Campagne de SWISSAID contre la violence conjugale en Inde

Berne/Lausanne, le 6 février 2017. En Inde, une femme sur trois est victime de violences conjugales. SWISSAID lance une campagne contre ce fléau qui mine les familles. Sur le terrain, l’organisation suisse contribue à changer les mentalités et les comportements, avec succès.

En Inde, une femme sur trois est victime de violences conjugales. Plus d’un tiers des femmes déclarent avoir été battues par leur conjoint pour n’avoir pas «bien» cuisiné. Cette violence à l’égard des Indiennes s’exerce aussi régulièrement à l’égard de touristes. En Inde, de nombreuses femmes maltraitées préfèrent mourir plutôt que de continuer à vivre dans de telles conditions. Le suicide est d’ailleurs la principale cause de mortalité chez les femmes entre 15 et 49 ans.
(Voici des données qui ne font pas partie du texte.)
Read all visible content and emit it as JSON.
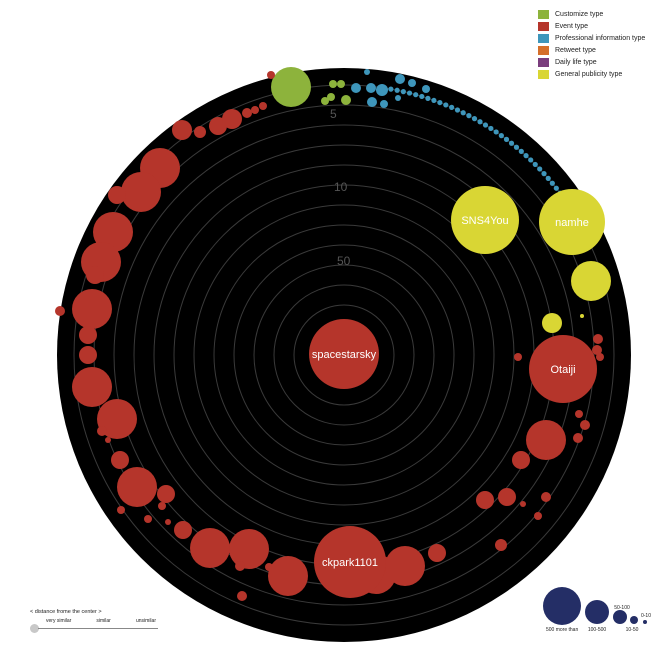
{
  "chart_data": {
    "type": "scatter",
    "title": "",
    "ring_labels": [
      "5",
      "10",
      "50"
    ],
    "legend": [
      {
        "label": "Customize type",
        "color": "#8db33c"
      },
      {
        "label": "Event type",
        "color": "#b5352b"
      },
      {
        "label": "Professional information type",
        "color": "#3e96bb"
      },
      {
        "label": "Retweet type",
        "color": "#d56f2a"
      },
      {
        "label": "Daily life type",
        "color": "#7a3d7d"
      },
      {
        "label": "General publicity type",
        "color": "#d9d634"
      }
    ],
    "named_nodes": [
      {
        "name": "spacestarsky",
        "type": "Event type"
      },
      {
        "name": "SNS4You",
        "type": "General publicity type"
      },
      {
        "name": "namhe",
        "type": "General publicity type"
      },
      {
        "name": "Otaiji",
        "type": "Event type"
      },
      {
        "name": "ckpark1101",
        "type": "Event type"
      }
    ],
    "distance_legend": {
      "title": "< distance frome the center >",
      "labels": [
        "very similar",
        "similar",
        "unsimilar"
      ]
    },
    "size_legend": [
      {
        "label": "500 more than"
      },
      {
        "label": "100-500"
      },
      {
        "label": "50-100"
      },
      {
        "label": "10-50"
      },
      {
        "label": "0-10"
      }
    ]
  }
}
SWISSAID agit avec succès sur le terrain, contribue à changer les mentalités et les comportements, et lance aujourd’hui une campagne contre ce fléau qui mine les familles. L’association Manavlok, soutenue par SWISSAID, active dans l’Etat du Maharashtra, lutte contre les violences conjugales et protège les femmes, en leur offrant une aide psychologique, juridique, médicale et financière. Afin de traiter le mal à la racine, les hommes, aux côtés des femmes, participent à des séances de groupes, qui favorisent des changements de comportement spectaculaires.
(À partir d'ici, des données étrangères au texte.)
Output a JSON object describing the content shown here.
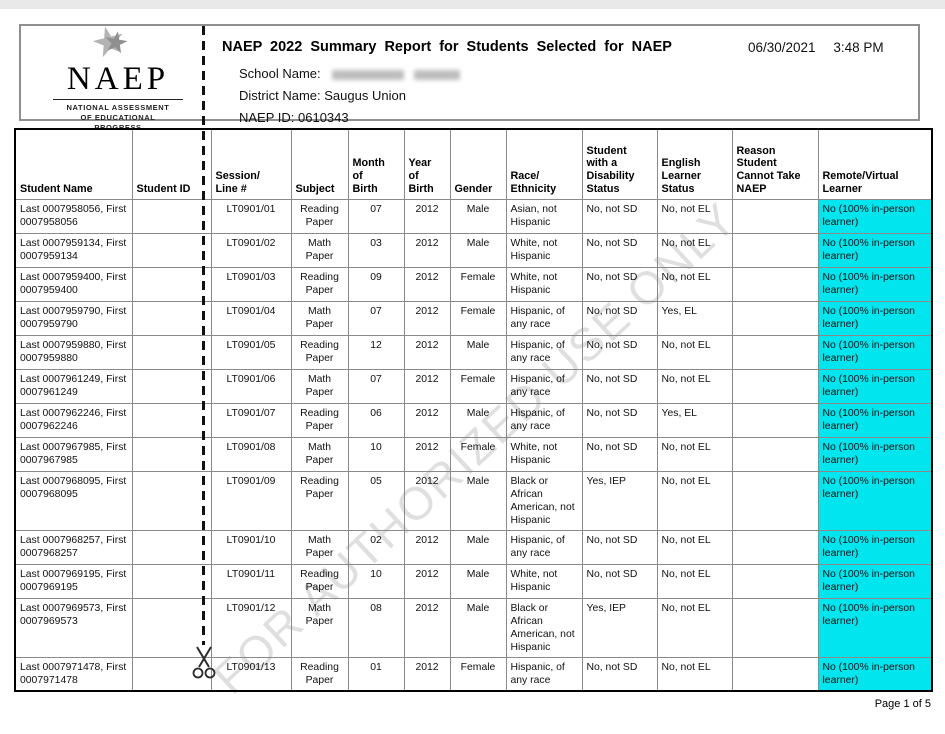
{
  "header": {
    "logo": {
      "name": "NAEP",
      "sub1": "NATIONAL ASSESSMENT",
      "sub2": "OF EDUCATIONAL",
      "sub3": "PROGRESS"
    },
    "title": "NAEP 2022 Summary Report for Students Selected for NAEP",
    "date": "06/30/2021",
    "time": "3:48 PM",
    "school_label": "School Name:",
    "district_label": "District Name:",
    "district_value": "Saugus Union",
    "naep_id_label": "NAEP ID:",
    "naep_id_value": "0610343"
  },
  "watermark": "FOR AUTHORIZED USE ONLY",
  "colors": {
    "highlight": "#00e5ee"
  },
  "table": {
    "columns": [
      {
        "key": "student_name",
        "label": "Student Name"
      },
      {
        "key": "student_id",
        "label": "Student ID"
      },
      {
        "key": "session_line",
        "label": "Session/\nLine #",
        "center": true
      },
      {
        "key": "subject",
        "label": "Subject",
        "center": true
      },
      {
        "key": "birth_month",
        "label": "Month\nof\nBirth",
        "center": true
      },
      {
        "key": "birth_year",
        "label": "Year\nof\nBirth",
        "center": true
      },
      {
        "key": "gender",
        "label": "Gender",
        "center": true
      },
      {
        "key": "race",
        "label": "Race/\nEthnicity"
      },
      {
        "key": "sd_status",
        "label": "Student\nwith a\nDisability\nStatus"
      },
      {
        "key": "el_status",
        "label": "English\nLearner\nStatus"
      },
      {
        "key": "reason",
        "label": "Reason\nStudent\nCannot Take\nNAEP"
      },
      {
        "key": "remote",
        "label": "Remote/Virtual\nLearner",
        "highlight": true
      }
    ],
    "rows": [
      [
        "Last 0007958056, First 0007958056",
        "",
        "LT0901/01",
        "Reading Paper",
        "07",
        "2012",
        "Male",
        "Asian, not Hispanic",
        "No, not SD",
        "No, not EL",
        "",
        "No (100% in-person learner)"
      ],
      [
        "Last 0007959134, First 0007959134",
        "",
        "LT0901/02",
        "Math Paper",
        "03",
        "2012",
        "Male",
        "White, not Hispanic",
        "No, not SD",
        "No, not EL",
        "",
        "No (100% in-person learner)"
      ],
      [
        "Last 0007959400, First 0007959400",
        "",
        "LT0901/03",
        "Reading Paper",
        "09",
        "2012",
        "Female",
        "White, not Hispanic",
        "No, not SD",
        "No, not EL",
        "",
        "No (100% in-person learner)"
      ],
      [
        "Last 0007959790, First 0007959790",
        "",
        "LT0901/04",
        "Math Paper",
        "07",
        "2012",
        "Female",
        "Hispanic, of any race",
        "No, not SD",
        "Yes, EL",
        "",
        "No (100% in-person learner)"
      ],
      [
        "Last 0007959880, First 0007959880",
        "",
        "LT0901/05",
        "Reading Paper",
        "12",
        "2012",
        "Male",
        "Hispanic, of any race",
        "No, not SD",
        "No, not EL",
        "",
        "No (100% in-person learner)"
      ],
      [
        "Last 0007961249, First 0007961249",
        "",
        "LT0901/06",
        "Math Paper",
        "07",
        "2012",
        "Female",
        "Hispanic, of any race",
        "No, not SD",
        "No, not EL",
        "",
        "No (100% in-person learner)"
      ],
      [
        "Last 0007962246, First 0007962246",
        "",
        "LT0901/07",
        "Reading Paper",
        "06",
        "2012",
        "Male",
        "Hispanic, of any race",
        "No, not SD",
        "Yes, EL",
        "",
        "No (100% in-person learner)"
      ],
      [
        "Last 0007967985, First 0007967985",
        "",
        "LT0901/08",
        "Math Paper",
        "10",
        "2012",
        "Female",
        "White, not Hispanic",
        "No, not SD",
        "No, not EL",
        "",
        "No (100% in-person learner)"
      ],
      [
        "Last 0007968095, First 0007968095",
        "",
        "LT0901/09",
        "Reading Paper",
        "05",
        "2012",
        "Male",
        "Black or African American, not Hispanic",
        "Yes, IEP",
        "No, not EL",
        "",
        "No (100% in-person learner)"
      ],
      [
        "Last 0007968257, First 0007968257",
        "",
        "LT0901/10",
        "Math Paper",
        "02",
        "2012",
        "Male",
        "Hispanic, of any race",
        "No, not SD",
        "No, not EL",
        "",
        "No (100% in-person learner)"
      ],
      [
        "Last 0007969195, First 0007969195",
        "",
        "LT0901/11",
        "Reading Paper",
        "10",
        "2012",
        "Male",
        "White, not Hispanic",
        "No, not SD",
        "No, not EL",
        "",
        "No (100% in-person learner)"
      ],
      [
        "Last 0007969573, First 0007969573",
        "",
        "LT0901/12",
        "Math Paper",
        "08",
        "2012",
        "Male",
        "Black or African American, not Hispanic",
        "Yes, IEP",
        "No, not EL",
        "",
        "No (100% in-person learner)"
      ],
      [
        "Last 0007971478, First 0007971478",
        "",
        "LT0901/13",
        "Reading Paper",
        "01",
        "2012",
        "Female",
        "Hispanic, of any race",
        "No, not SD",
        "No, not EL",
        "",
        "No (100% in-person learner)"
      ]
    ]
  },
  "footer": {
    "page_number": "Page 1 of 5"
  }
}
«Il existe pourtant des lois en Inde pour protéger les femmes de la violence domestique», précise Caroline Morel, directrice de SWISSAID. Mais celles-ci ne sont que rarement appliquées. Les femmes maltraitées se retrouvent le plus souvent abandonnées à elles-mêmes, et ont besoin d’un appui.

C’est le cas de Sabera Shaik, 22 ans, régulièrement battue et séquestrée par son mari: «Je suis très reconnaissante à Manavlok, témoigne-t-elle. Sans son appui, je ne serais plus en vie.» Aujourd’hui, Sabera Shaik vit auprès de sa grand-mère, après avoir traduit son mari devant un tribunal. Elle est retournée à l’école et collabore avec Manavlok. «J’aide ainsi d’autres femmes victimes de violences dans leur foyer. C’est un engagement qui me tient à cœur.»